In September 2018, Speaker of the House, Gloria Macapagal Arroyo, said that she would include a provision that explicitly bans open-cast mining in the bill establishing the fiscal regime for the mining industry. However, in March 2019, during Philippine Nickel Initiative 2019 (a forum for nickel mining companies) where she was the keynote speaker, Speaker Macapagal Arroyo expressed support for the mining industry, especially for open-cast mining. She said that despite the Philippine government’s apparent dislike for the mining industry, the Philippine Congress should not oppose it. Instead, Congress should help the mining industry because of its contribution to government revenues, exports, economic growth and job creation.

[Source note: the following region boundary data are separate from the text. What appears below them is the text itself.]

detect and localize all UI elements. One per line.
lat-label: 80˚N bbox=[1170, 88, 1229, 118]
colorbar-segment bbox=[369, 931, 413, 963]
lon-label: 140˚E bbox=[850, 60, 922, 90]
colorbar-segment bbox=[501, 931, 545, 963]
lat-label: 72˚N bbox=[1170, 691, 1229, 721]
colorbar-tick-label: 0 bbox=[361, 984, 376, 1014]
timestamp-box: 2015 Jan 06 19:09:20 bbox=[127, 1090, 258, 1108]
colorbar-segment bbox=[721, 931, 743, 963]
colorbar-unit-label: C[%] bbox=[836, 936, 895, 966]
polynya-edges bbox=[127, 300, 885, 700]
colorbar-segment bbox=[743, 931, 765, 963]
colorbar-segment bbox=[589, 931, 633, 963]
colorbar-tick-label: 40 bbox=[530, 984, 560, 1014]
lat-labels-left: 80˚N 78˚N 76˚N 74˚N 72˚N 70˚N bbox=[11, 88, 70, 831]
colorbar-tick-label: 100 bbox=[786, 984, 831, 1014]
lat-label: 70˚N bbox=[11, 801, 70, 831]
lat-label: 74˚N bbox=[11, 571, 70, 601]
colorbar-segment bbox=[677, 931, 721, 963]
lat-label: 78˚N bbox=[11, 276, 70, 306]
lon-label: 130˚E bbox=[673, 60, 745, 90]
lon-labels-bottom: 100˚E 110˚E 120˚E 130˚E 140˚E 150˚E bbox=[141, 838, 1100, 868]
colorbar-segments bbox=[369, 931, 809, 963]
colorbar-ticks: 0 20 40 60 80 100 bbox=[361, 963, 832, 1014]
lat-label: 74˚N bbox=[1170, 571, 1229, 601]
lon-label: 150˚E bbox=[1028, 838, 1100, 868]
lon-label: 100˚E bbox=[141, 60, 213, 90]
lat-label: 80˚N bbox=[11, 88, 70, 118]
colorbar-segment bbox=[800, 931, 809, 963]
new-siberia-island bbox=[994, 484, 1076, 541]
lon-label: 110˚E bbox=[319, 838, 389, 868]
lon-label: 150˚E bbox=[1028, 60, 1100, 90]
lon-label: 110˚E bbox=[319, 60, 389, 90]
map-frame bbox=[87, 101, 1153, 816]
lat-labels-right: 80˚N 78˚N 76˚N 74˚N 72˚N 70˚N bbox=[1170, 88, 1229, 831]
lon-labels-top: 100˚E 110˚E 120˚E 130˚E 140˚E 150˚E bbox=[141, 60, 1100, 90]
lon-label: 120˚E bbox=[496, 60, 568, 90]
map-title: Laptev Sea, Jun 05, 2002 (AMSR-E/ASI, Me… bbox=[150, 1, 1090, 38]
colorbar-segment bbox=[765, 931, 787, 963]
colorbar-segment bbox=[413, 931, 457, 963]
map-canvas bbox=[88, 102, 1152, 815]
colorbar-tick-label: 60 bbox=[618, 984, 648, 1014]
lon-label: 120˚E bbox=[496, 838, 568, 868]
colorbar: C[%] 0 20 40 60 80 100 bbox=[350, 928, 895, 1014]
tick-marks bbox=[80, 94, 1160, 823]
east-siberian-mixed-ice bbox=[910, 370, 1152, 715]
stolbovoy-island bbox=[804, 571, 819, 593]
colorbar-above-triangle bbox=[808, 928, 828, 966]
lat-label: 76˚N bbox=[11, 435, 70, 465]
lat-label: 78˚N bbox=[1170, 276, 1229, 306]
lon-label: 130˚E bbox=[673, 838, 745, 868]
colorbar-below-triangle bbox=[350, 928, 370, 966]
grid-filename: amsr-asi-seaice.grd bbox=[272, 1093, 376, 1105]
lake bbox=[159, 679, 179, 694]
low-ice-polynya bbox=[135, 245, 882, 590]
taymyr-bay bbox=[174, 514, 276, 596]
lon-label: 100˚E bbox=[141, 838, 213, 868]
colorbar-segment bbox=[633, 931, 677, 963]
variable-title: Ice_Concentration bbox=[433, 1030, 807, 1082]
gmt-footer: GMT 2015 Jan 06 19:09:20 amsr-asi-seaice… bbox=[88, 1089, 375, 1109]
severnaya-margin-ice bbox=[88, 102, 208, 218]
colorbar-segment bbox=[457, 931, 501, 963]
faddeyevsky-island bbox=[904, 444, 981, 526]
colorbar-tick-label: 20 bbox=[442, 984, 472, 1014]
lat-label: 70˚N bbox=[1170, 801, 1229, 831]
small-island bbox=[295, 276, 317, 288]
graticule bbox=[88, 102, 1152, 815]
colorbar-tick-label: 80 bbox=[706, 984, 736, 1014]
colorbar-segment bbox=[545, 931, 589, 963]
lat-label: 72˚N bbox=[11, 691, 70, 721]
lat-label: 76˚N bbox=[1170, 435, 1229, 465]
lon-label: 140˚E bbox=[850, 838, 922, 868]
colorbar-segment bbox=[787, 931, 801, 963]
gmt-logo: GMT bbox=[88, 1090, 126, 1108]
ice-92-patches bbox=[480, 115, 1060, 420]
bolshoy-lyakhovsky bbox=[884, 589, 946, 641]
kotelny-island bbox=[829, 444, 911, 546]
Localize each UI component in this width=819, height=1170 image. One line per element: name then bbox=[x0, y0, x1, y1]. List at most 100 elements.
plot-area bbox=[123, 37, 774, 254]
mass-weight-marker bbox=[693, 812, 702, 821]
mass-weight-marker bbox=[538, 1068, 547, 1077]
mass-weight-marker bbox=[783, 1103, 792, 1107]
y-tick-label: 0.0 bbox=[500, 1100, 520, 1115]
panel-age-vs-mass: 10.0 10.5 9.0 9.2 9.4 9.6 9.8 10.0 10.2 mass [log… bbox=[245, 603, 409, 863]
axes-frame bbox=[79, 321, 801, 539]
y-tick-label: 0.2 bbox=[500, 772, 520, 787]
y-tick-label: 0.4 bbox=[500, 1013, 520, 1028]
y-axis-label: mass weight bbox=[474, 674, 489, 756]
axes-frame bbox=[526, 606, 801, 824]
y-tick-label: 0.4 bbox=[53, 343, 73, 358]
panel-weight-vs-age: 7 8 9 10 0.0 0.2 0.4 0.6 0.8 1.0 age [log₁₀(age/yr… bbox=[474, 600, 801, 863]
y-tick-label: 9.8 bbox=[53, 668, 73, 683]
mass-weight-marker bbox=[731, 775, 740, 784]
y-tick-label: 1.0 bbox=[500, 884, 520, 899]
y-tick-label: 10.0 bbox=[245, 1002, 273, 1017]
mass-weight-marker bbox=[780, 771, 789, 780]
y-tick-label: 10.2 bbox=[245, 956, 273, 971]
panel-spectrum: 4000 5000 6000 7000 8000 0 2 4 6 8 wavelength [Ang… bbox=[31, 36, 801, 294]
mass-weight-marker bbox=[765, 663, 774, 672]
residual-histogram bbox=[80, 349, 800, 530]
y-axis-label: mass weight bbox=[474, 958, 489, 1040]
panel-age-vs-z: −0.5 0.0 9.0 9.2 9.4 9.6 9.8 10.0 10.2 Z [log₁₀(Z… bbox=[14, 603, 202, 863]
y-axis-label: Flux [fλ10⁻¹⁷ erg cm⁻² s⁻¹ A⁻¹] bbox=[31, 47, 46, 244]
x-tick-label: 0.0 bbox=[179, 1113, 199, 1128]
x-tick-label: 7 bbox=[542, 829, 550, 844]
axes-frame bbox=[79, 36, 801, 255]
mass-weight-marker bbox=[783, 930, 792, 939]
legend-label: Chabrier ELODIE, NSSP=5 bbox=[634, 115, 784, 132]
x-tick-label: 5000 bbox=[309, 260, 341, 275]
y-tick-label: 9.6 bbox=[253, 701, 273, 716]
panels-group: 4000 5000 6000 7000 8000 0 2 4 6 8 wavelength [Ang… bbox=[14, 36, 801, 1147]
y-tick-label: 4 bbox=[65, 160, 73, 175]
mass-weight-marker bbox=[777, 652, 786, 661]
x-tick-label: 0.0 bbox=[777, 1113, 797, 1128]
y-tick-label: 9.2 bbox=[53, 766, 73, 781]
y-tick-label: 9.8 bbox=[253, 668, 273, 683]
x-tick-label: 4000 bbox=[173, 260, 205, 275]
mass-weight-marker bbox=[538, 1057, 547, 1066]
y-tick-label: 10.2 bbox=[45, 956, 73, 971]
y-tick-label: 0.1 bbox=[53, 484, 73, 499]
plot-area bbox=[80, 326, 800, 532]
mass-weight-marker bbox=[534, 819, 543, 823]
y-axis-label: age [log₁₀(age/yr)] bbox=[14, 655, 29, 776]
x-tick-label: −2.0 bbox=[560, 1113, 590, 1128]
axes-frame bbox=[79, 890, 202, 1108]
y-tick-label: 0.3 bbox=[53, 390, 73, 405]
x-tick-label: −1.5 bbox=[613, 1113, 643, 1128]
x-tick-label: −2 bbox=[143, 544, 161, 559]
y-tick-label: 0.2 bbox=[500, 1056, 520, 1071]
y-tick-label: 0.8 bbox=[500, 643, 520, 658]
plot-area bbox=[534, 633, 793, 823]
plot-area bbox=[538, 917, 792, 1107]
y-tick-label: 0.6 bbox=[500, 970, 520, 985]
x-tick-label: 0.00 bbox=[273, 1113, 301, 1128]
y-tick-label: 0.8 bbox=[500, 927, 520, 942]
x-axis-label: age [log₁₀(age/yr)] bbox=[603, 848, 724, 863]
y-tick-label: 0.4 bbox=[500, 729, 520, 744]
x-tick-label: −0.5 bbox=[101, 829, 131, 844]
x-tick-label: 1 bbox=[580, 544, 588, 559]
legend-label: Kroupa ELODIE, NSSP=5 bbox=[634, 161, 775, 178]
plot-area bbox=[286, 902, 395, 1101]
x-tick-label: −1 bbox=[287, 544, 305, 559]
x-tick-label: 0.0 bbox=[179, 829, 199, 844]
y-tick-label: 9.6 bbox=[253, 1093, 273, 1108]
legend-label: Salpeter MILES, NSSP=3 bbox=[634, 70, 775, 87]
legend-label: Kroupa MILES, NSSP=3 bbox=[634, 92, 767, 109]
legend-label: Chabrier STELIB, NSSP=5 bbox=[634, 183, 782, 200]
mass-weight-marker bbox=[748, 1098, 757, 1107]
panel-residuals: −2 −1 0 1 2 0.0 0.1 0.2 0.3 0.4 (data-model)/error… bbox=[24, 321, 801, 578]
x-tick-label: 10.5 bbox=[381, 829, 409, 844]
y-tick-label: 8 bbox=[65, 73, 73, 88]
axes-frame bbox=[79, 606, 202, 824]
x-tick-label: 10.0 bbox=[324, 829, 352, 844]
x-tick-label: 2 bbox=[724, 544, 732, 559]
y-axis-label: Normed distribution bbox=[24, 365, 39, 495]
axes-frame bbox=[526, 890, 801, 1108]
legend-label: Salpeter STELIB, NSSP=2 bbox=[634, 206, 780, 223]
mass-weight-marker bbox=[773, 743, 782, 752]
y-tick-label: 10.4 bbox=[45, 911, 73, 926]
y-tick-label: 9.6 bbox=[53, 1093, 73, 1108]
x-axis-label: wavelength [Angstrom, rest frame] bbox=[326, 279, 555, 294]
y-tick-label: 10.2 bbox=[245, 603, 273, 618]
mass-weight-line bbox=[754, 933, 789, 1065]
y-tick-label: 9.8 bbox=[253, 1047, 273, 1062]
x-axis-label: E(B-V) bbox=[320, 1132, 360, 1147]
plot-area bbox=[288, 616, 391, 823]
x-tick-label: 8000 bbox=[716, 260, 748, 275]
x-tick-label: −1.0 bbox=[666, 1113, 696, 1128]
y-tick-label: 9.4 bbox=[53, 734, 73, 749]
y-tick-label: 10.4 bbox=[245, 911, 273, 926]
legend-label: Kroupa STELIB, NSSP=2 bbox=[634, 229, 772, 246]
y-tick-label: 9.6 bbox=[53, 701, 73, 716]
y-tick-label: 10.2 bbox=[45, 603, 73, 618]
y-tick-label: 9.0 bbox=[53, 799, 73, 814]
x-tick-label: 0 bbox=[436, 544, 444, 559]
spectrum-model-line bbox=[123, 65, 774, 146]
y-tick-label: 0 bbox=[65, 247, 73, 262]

She particularly stressed the importance of the nickel mining industry because the Philippines is the second largest supplier of nickel in the world.
In September 2018, DENR Secretary Roy Cimatu suspended all small-scale mining operations in the Cordillera Administrative Region in response to the deaths of miners owing to a landslide while they were trapped in a mining bunkhouse during the height of Typhoon Ompong (also known as Mangkhut). The landslide prompted President Duterte to suggest the idea of closing the country’s mining industry despite it being responsible for 7 per cent of the Philippines’ total exports in the first quarter of 2018 and for providing employment to nearly a quarter of a million Filipinos during the same period.